The problem provided explores limits in three different scenarios. For instance, in part (i), we examine the behavior of the expression \( n \binom{s}{n} \) as \( n \) increases, where \( s > 0 \). Intuitively, despite the presence of \( s \) terms in the numerator, the denominator grows larger much faster, like a race where one runner eventually always falls behind.

When we mathematically declare \( \lim_{n \to \infty} f(n) = L \), it means as \( n \) gets almost unimaginably large, the elements \( f(n) \) of our sequence get arbitrarily close to \( L \). Limits increase our understanding of infinite processes, helping us predict and make conclusions about sequences beyond our scope of direct computation.

Factorials

Factorials, denoted by an exclamation mark, are a fascinating concept offering a blend of simplicity and power. Written as \( n! \), it represents the product of all positive integers from 1 to \( n \). So, \( 5! = 5 \times 4 \times 3 \times 2 \times 1 = 120 \).
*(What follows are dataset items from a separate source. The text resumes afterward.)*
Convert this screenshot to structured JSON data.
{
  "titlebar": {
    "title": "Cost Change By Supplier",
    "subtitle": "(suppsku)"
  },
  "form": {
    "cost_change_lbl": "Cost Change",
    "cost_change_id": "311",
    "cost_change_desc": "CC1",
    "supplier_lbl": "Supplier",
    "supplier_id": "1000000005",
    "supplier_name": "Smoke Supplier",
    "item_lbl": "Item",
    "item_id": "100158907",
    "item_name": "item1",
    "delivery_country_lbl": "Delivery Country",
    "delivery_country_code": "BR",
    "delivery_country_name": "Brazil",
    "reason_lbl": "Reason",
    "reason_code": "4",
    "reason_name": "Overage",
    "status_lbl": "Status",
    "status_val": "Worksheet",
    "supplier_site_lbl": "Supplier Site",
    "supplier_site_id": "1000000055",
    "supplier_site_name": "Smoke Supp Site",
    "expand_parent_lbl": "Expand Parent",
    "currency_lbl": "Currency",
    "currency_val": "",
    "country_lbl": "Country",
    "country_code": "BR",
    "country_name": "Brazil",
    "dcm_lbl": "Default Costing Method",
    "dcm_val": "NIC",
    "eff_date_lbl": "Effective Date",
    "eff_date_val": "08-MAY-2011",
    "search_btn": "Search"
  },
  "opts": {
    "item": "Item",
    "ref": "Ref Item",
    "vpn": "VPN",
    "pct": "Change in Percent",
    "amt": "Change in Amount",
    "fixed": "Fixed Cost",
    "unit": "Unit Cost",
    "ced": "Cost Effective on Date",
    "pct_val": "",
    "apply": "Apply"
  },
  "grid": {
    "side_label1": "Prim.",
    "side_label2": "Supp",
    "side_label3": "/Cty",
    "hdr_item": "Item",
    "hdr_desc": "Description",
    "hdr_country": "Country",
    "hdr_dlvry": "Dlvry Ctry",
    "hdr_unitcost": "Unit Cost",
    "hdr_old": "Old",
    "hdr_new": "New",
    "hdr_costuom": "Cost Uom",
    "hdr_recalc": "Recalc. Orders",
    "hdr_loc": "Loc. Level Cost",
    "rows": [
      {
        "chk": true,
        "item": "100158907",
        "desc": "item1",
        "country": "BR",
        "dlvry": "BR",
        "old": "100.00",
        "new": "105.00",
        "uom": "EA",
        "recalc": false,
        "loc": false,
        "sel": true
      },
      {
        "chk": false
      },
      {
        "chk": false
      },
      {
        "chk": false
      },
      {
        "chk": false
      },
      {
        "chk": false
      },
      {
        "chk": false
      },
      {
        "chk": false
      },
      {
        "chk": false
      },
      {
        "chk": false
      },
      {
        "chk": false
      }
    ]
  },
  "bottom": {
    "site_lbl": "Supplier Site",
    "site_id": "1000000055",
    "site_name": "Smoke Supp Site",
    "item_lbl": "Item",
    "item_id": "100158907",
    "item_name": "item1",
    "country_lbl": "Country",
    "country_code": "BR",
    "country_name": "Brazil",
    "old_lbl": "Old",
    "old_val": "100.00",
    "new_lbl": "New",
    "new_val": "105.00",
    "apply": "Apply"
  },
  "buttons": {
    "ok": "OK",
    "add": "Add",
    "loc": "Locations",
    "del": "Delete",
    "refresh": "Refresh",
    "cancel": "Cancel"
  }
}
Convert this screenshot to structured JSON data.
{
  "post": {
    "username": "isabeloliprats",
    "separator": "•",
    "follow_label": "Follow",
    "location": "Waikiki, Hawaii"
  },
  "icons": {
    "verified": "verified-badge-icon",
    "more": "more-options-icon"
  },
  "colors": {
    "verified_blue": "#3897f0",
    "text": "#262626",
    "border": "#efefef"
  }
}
In our problem, factorials form the denominator of the generalized binomial coefficient \( \binom{s}{n} = \frac{s(s-1) \dots (s-n+1)}{n!} \). This structure is fundamental because factorials grow exceptionally fast, faster than most polynomial expressions like the one in the numerator. Consider how each successive product in \( n! \) is larger than the last: 2 is larger than 1, 3 is larger than 2, and so on. This compounding factor results in exponential growth behavior.

Factorials are pivotal in understanding why, with increasing \( n \), the expression \( \binom{s}{n} \) tends to diminish towards zero in parts (ii) and (iii) of our problem. The rapid growth of the factorial dwarfs the changes in the polynomial, which is why terms like \( n \cdot x^n \) ultimately don't upset this delicate balance.

Convergence of Series

Convergence is a concept that tells us how a series behaves when all its terms are summed up over an infinite horizon. We say a series is convergent if it approaches a specific value, or "converges", as more of its terms are considered. For instance, if the terms of a series \( a_n \) become smaller and cause the series \( \sum a_n \) to settle at a point, that series converges.

In part (iii) of the given problem, we investigate a series formed not just by the terms \( \binom{s}{n} x^n \) but also influenced by the multiplier \( n \). Here, \( x^n \) becomes critical as \( x^n \) \text{diminishes to zero\ for any \(-1 < x < 1\). Imagine water droplets evaporating faster than they can accumulate; tiny droplets (elements) keep vanishing, leading the sum to zero.

The convergence observed in our exercise underscores how individual elements—while growing larger initially or experiencing fluctuations over time—cannot subvert this comprehensive push towards zero. Hence, understanding convergence helps us not only solve but also predict outcomes of infinite sums, preparing us for more complex mathematical challenges ahead.